Some cards have zero fee. This is great, though they usually have small sign up bonuses. (For example, the JetBlue Card has a $0 annual fee, but you only get 10,000 points when you sign up. Meanwhile, the JetBlue Plus Card gives out 40,000 points, but costs $99.)
Out of the cards with good bonuses, you’ll see that about half of them waive the fee for the first year. Once you’re approved for a card, put a reminder in your calendar for 11.5 months from that date to cancel the card before it renews for another year and the fee hits your balance. As you’re getting ready to cancel your card, apply for a new one with a different airline and start the process again.

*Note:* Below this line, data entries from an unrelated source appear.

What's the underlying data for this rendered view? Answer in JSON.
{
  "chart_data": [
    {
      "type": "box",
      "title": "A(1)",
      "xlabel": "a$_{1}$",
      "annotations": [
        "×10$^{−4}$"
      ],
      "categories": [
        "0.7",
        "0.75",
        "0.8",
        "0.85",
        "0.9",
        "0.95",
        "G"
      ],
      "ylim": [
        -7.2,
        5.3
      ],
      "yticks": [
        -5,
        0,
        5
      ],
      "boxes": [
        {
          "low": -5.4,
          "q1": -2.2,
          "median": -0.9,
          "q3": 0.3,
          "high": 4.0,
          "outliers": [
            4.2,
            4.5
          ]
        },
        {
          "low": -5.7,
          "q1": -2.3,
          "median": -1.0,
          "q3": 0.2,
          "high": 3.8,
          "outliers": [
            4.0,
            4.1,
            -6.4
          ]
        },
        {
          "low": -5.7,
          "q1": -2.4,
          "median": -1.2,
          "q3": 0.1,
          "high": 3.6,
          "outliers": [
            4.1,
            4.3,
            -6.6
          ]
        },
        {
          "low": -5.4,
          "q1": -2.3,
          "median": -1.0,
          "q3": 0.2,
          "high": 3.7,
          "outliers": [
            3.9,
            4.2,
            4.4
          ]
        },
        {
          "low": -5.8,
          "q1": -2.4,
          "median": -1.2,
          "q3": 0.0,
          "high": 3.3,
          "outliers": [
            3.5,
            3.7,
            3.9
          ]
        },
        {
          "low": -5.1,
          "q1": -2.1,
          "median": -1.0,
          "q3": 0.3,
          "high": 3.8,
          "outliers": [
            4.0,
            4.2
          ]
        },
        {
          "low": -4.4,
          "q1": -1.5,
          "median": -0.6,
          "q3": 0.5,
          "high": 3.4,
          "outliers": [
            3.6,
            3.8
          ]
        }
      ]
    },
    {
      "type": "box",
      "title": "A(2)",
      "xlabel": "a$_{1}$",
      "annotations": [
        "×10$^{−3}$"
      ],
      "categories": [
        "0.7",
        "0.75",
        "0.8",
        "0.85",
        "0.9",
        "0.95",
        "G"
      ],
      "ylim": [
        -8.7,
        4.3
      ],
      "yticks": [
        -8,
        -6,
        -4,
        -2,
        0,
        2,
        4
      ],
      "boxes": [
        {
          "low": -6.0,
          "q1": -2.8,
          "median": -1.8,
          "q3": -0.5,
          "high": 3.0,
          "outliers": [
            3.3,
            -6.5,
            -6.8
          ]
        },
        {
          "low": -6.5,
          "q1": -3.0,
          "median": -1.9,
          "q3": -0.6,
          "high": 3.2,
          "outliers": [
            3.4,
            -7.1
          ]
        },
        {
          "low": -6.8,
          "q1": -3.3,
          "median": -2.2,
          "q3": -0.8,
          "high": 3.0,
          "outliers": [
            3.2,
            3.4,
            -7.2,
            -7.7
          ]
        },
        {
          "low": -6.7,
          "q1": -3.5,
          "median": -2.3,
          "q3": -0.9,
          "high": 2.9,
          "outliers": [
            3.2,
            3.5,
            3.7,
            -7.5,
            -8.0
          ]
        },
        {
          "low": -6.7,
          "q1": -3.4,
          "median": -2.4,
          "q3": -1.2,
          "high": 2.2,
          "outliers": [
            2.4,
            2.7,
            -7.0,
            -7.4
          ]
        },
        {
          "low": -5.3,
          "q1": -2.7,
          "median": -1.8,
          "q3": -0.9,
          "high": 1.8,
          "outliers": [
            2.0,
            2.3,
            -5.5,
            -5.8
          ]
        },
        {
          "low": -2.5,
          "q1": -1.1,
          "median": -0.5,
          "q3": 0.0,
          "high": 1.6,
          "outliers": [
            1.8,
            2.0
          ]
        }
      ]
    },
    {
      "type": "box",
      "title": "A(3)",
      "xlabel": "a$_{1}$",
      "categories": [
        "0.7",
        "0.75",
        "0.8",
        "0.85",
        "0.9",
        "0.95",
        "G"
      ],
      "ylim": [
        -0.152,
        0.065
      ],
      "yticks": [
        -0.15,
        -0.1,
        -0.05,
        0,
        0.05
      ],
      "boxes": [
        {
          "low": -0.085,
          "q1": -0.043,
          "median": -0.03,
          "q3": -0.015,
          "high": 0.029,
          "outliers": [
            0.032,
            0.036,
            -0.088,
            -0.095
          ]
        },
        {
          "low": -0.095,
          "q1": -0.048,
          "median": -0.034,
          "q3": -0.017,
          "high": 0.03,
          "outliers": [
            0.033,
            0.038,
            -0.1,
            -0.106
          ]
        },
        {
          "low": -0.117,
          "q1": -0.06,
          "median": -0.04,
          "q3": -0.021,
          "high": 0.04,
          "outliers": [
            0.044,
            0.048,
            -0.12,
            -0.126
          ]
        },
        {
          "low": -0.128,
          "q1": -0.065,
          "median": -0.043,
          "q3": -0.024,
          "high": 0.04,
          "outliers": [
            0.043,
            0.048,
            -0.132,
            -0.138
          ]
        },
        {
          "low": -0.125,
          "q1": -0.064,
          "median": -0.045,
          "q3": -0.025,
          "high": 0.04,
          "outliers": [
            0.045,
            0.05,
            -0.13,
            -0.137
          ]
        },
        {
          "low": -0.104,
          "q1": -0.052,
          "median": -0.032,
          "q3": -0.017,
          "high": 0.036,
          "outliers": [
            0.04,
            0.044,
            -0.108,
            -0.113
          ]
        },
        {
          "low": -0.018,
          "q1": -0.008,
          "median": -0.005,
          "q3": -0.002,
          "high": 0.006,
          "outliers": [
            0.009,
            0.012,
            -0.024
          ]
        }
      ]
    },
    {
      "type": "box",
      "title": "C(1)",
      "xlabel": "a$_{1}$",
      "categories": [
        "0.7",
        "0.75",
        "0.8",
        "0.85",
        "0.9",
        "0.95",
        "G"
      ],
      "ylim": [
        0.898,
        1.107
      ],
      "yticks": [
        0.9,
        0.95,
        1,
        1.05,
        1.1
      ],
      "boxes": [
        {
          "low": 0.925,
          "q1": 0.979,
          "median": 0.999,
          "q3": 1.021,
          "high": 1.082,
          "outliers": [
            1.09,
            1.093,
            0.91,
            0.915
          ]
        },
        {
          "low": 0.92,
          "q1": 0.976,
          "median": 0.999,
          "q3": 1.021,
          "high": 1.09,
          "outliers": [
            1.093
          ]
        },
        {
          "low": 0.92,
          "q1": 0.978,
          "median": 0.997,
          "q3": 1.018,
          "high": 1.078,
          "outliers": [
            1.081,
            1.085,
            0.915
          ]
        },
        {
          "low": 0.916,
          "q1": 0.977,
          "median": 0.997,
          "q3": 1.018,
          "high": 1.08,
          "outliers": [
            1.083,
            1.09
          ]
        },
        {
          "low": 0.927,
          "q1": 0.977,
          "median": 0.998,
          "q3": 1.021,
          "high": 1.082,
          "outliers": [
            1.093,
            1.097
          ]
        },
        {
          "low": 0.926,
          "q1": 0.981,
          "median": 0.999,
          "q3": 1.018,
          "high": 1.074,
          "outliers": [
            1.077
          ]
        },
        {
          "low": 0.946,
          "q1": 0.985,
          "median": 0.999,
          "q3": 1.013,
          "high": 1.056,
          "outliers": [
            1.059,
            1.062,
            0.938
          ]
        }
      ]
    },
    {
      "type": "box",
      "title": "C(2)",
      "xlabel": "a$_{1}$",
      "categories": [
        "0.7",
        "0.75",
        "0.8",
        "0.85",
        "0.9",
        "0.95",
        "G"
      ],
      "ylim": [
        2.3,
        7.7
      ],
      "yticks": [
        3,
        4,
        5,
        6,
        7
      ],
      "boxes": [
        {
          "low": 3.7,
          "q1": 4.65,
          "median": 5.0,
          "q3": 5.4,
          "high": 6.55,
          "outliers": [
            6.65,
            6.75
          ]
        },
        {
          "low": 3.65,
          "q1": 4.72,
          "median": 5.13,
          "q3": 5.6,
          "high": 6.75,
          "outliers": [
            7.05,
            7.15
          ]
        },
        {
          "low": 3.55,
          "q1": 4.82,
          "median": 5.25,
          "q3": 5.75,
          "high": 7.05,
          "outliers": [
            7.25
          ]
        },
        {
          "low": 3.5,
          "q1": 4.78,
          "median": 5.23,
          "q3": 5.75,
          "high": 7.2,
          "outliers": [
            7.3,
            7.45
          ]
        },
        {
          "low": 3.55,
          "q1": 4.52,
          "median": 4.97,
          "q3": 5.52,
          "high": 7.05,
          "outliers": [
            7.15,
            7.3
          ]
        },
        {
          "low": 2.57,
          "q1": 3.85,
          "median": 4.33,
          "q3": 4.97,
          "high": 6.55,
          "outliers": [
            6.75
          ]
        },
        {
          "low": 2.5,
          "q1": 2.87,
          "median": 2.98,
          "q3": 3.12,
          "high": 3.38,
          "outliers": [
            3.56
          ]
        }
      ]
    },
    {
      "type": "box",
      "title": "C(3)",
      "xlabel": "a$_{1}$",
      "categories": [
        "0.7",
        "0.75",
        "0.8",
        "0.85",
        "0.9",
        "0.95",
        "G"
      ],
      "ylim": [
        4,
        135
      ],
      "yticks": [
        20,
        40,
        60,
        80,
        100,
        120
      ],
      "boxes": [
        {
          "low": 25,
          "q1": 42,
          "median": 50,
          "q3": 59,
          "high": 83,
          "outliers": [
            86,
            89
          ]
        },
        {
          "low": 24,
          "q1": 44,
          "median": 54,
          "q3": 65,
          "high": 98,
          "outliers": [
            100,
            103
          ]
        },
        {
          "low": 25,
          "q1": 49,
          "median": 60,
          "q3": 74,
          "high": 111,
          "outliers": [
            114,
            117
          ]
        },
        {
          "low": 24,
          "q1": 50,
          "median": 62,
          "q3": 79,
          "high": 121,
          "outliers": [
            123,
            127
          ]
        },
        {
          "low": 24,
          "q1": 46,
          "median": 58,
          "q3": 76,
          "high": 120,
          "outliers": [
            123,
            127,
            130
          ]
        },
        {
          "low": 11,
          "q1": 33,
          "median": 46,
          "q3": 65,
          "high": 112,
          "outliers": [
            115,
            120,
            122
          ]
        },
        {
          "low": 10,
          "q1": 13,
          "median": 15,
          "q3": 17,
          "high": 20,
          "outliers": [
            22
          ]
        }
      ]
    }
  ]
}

Depending on your situation, some annual fees are worth the points and perks. I happily paid a fee for one year of Hawaiian Airlines’ credit card, because I was awarded with 50,000 miles PLUS a one-time 50 percent off companion discount. In case you haven’t heard, flights to Hawaii are damn expensive. Scoring one and a half round-trip tickets for $99 total is a no-brainer.
Have frequent flier accounts with every airline
While many airlines preach the value of loyalty, it makes more sense for a budget traveler to cast a wide net and collect points from multiple airlines simultaneously, rather than focus on gaining “status” with one. Travel cards that are not affiliated with a specific airline (the American Express Gold Card, for example) allow you to redeem your points between multiple airlines by transferring them in 10,000 point increments, and many airlines have partnerships outside of credit cards that help you accrue points.
One example is Delta’s partnership with Lyft; when you link your Delta SkyMiles account to your Lyft app, you get 1 mile per dollar spent on rides (in addition to the points you get from the card being charged). Similarly, American Airlines has a dining program that gives you bonus AAdvantage points when you eat out at certain restaurants.
Be organized and responsible
The more credit cards and frequent flier accounts you open, the more you have to keep track of. Some airlines’ points expire, others don’t. Depending on when and where you fly, different airlines will have wildly different prices (in dollars and points alike). I keep a simple spreadsheet of all of my frequent flier account numbers and point balances, so I can easily access them when booking travel, and any time I have more than two credit cards open at once, I set up automatic payments to make sure I don’t accidentally become overdue. It’s a small hassle for a very big and rewarding result--seeing the world for cheap is beyond worth it!